I’ll leave a short code to reproduce the problem & what it prints in the comments.

import gwosc
from gwosc import api
from gwpy.table import EventTable

# get GWTC-4.0 from gwosc api
catalog = gwosc.api.fetch_catalog_json("GWTC-4.0")
gwtc4_events = [v["commonName"] for v in catalog["events"].values()]

# manually copy-paste the events in tables 1&2 from https://arxiv.org/pdf/2508.18082v2
with open("table1.txt", "r") as f:
    table1 = [line.strip() for line in f.readlines()]
with open("table2.txt", "r") as f:
    table2 = [line.strip() for line in f.readlines()]
tables = sorted(table1 + table2)

# see the tables match the gwosc.api catalog
print(
    f"{len(tables)=}, \n{len(gwtc4_events)=}, \n{len(set(tables).intersection(set(gwtc4_events)))=}"
)

# load the Search Summary from http://doi.org/10.5281/zenodo.17014083
Summary_Path = "candidate_data_release/search_results/IGWN-GWTC4p0-1a206db3d_721-SearchSummaryTable.hdf5"
events_table = EventTable.read(Summary_Path)
search_summary_events = list(events_table["gw_name"])

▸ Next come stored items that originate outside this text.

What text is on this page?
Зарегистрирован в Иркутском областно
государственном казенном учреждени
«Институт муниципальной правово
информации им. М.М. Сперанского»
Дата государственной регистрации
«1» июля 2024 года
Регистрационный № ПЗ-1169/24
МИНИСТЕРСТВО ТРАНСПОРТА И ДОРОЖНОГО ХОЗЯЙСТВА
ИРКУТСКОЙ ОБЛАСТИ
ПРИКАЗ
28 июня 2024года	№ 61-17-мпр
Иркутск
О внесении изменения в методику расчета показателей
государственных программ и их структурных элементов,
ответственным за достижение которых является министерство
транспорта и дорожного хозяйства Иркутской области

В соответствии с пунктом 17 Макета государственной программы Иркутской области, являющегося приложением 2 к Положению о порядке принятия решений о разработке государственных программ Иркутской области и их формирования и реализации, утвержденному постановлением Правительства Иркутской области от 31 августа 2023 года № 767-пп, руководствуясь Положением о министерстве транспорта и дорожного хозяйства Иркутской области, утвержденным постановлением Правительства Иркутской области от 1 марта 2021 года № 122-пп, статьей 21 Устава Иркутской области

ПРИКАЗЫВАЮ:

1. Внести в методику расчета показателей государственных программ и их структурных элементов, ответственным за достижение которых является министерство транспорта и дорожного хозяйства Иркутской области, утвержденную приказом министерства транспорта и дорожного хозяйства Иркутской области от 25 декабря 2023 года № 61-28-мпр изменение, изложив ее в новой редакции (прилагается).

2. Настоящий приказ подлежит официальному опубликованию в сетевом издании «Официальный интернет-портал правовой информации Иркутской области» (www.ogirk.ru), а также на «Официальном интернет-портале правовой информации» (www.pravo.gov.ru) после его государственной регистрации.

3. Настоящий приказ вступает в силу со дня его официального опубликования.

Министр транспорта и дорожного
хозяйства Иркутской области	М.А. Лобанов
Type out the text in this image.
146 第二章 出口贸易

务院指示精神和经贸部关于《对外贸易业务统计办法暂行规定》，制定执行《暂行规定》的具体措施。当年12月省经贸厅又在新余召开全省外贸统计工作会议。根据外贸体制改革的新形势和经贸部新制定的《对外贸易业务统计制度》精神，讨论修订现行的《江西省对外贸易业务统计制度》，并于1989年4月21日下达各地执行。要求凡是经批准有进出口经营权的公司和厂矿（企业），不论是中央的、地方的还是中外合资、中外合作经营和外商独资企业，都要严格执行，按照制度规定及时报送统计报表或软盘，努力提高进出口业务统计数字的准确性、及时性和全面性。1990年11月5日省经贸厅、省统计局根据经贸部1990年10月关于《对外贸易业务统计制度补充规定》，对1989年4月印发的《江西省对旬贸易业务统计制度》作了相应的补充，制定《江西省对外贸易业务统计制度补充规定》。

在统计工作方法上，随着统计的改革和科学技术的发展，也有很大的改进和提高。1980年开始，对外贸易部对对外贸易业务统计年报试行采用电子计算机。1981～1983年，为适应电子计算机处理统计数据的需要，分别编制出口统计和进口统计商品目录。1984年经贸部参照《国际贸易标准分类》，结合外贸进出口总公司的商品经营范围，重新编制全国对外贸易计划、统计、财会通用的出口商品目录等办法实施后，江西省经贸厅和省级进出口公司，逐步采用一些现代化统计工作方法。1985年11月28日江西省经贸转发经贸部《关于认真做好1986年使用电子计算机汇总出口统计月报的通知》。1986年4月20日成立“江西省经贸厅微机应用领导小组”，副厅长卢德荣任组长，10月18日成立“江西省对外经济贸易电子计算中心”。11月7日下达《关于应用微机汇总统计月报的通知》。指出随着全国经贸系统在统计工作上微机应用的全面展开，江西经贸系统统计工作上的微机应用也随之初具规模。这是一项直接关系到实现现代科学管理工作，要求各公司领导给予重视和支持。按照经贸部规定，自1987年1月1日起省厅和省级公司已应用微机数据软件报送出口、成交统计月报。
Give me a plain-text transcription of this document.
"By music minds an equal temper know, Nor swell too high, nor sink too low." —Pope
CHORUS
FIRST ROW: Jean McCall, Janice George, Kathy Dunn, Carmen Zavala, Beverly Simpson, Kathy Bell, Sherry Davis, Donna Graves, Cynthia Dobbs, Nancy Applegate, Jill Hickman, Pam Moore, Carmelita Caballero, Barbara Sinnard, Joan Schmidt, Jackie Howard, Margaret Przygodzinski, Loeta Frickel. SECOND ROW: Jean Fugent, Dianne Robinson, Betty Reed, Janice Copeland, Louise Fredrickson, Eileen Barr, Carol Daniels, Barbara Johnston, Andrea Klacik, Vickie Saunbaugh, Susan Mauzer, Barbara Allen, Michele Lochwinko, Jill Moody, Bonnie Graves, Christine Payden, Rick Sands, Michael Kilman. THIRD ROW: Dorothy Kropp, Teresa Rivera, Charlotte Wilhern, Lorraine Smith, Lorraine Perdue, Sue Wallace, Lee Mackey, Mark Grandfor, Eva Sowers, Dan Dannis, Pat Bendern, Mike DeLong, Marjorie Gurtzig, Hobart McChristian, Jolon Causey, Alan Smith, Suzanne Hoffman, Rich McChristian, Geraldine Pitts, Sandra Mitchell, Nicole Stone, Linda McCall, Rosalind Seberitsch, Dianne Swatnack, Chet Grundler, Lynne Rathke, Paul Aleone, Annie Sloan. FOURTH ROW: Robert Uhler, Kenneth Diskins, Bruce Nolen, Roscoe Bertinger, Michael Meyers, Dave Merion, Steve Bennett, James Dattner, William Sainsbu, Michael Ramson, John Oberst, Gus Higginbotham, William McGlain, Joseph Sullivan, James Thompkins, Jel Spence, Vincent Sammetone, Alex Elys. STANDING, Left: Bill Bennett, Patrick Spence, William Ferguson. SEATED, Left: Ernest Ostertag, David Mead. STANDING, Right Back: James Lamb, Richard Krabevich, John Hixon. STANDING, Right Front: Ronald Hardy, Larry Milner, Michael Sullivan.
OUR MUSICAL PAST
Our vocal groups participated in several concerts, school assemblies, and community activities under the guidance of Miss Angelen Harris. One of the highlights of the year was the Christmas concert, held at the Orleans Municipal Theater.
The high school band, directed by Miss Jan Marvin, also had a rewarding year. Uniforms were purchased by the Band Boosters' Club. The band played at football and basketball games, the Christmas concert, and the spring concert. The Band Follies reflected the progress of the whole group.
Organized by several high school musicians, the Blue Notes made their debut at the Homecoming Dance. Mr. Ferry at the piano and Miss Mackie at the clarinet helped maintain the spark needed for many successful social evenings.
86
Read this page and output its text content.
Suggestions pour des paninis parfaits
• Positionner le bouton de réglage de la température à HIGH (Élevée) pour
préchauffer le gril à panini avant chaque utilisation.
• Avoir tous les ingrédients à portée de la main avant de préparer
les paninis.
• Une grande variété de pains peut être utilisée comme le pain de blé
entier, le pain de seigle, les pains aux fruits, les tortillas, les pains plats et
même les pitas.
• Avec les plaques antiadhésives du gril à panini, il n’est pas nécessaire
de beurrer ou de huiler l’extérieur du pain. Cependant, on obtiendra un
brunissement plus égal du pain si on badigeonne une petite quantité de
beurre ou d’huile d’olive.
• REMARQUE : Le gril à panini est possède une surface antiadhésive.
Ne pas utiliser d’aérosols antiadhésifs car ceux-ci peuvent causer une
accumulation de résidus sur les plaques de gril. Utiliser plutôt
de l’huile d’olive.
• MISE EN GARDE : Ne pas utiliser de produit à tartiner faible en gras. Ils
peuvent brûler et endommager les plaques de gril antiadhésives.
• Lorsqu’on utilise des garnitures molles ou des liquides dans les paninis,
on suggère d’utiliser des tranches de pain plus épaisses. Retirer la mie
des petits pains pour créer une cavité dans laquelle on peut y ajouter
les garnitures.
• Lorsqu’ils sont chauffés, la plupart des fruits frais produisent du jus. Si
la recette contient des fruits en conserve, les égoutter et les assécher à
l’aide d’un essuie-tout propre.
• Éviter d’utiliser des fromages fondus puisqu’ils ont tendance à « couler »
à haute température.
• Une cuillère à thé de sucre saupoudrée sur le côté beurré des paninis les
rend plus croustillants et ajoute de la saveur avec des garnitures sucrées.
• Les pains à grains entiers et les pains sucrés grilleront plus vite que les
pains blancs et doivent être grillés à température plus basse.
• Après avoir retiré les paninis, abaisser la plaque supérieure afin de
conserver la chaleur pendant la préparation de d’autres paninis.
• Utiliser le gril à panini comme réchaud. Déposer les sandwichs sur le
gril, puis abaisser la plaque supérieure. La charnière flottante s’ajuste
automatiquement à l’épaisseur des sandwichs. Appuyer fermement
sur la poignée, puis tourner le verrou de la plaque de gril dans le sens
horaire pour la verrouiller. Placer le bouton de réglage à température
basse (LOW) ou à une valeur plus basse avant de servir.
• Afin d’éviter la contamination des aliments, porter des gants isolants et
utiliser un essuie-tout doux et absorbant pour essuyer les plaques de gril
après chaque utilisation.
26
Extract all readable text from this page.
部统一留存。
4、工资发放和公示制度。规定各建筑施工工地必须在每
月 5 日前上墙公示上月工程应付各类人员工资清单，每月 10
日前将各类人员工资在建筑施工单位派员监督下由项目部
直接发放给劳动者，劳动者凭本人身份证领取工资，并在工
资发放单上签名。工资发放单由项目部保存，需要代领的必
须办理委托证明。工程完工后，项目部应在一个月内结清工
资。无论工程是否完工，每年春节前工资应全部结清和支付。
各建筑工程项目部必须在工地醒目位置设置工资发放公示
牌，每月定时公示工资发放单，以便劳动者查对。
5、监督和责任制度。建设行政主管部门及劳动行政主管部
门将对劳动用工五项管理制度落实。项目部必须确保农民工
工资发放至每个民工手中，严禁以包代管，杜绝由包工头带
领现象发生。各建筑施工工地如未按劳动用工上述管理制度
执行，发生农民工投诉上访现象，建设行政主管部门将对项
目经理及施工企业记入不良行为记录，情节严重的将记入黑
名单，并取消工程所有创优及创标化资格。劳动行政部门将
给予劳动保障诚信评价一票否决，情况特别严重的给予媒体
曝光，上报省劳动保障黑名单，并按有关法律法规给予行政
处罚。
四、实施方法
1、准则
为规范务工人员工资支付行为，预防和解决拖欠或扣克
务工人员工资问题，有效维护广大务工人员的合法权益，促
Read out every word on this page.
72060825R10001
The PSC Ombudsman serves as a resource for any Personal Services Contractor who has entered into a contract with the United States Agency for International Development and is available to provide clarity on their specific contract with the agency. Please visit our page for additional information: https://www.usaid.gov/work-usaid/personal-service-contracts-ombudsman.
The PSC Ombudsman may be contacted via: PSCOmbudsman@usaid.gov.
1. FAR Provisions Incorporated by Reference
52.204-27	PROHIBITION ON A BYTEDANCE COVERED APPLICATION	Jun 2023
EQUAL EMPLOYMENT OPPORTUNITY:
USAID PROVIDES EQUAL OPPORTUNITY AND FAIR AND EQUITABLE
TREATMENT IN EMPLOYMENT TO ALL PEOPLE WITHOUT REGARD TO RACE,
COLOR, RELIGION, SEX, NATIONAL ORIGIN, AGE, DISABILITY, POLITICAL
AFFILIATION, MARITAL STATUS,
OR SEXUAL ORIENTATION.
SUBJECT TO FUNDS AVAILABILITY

print(f"{len(search_summary_events)=}")
common_events = sorted(list(set(gwtc4_events).intersection(set(search_summary_events))))
print(f"{len(common_events)=}")

missing_events = list(set(gwtc4_events).difference(set(search_summary_events)))

print(f"{len(missing_events)} GWTC-4.0 events missing from zenodo entry: ")
for ev in missing_events:
    print(ev)

(dot-pe) jonatahm@wismac's-Mac O4a_events % python reproduce_error.py
len(tables)=129, 
len(gwtc4_events)=129, 
len(set(tables).intersection(set(gwtc4_events)))=129
WARNING: path= was not specified but multiple tables are present, reading in first available table (path=CWB) [astropy.io.misc.hdf5]
len(search_summary_events)=347
len(common_events)=73
56 GWTC-4.0 events missing from zenodo entry: 
GW230618_102550
GW231102_232433
GW231005_144455
GW231114_043211
GW230731_215307
GW230823_142524
GW230723_101834
GW240109_050431
GW231113_122623
GW230814_230901
GW231118_090602
GW231204_090648
GW230726_002940
GW230630_234532
GW230531_141100
GW230603_174756
GW230708_053705
GW230920_064709
GW230624_214944
GW230911_195324
GW231002_143916
GW230729_082317
GW230630_070659
GW230717_102139
GW240104_164932
GW230830_064744
GW231104_133418
GW230606_024545
GW230817_212349
GW231113_200417
GW231231_154016
GW231013_135504
GW230904_051013
GW231020_142947
GW230904_152545
GW230704_021211
GW231008_142521
GW230902_224555
GW231120_022103
GW231224_024321
GW240105_151143
GW231223_075055
GW231118_005626
GW230518_125908
GW231029_111508
GW230625_211655
GW231110_040320
GW231026_130704
GW230902_172430
GW230702_162025
GW231018_233037
GW230529_181500
GW230728_083628
GW230706_104333
GW231223_202619
GW230831_134621

In case you haven’t already realized this, the

WARNING: path= was not specified but multiple tables are present, reading in first available table (path=CWB) [astropy.io.misc.hdf5]

message explains why you’re getting unexpected results. As mentioned in the notebook in Zenodo, you need to use

events_table = EventTable.read(Summary_Path, path='search_summary')

to get the full set of 1382 candidates. If you don’t include that, then you get the first table in the HDF5 file, which happens to be the one for the minimally modeled cWB search, which is only sensitive to certain signals (generally higher-mass binary black holes–the cWB search looks for excess power without using a waveform model, so it is not so sensitive to long waveforms where the power is spread out in time).

If I make that change, then I get the expected results of

len(search_summary_events)=1382
len(common_events)=129
0 GWTC-4.0 events missing from zenodo entry:

from your script.

2 Likes

Thank you for the reply! This worked.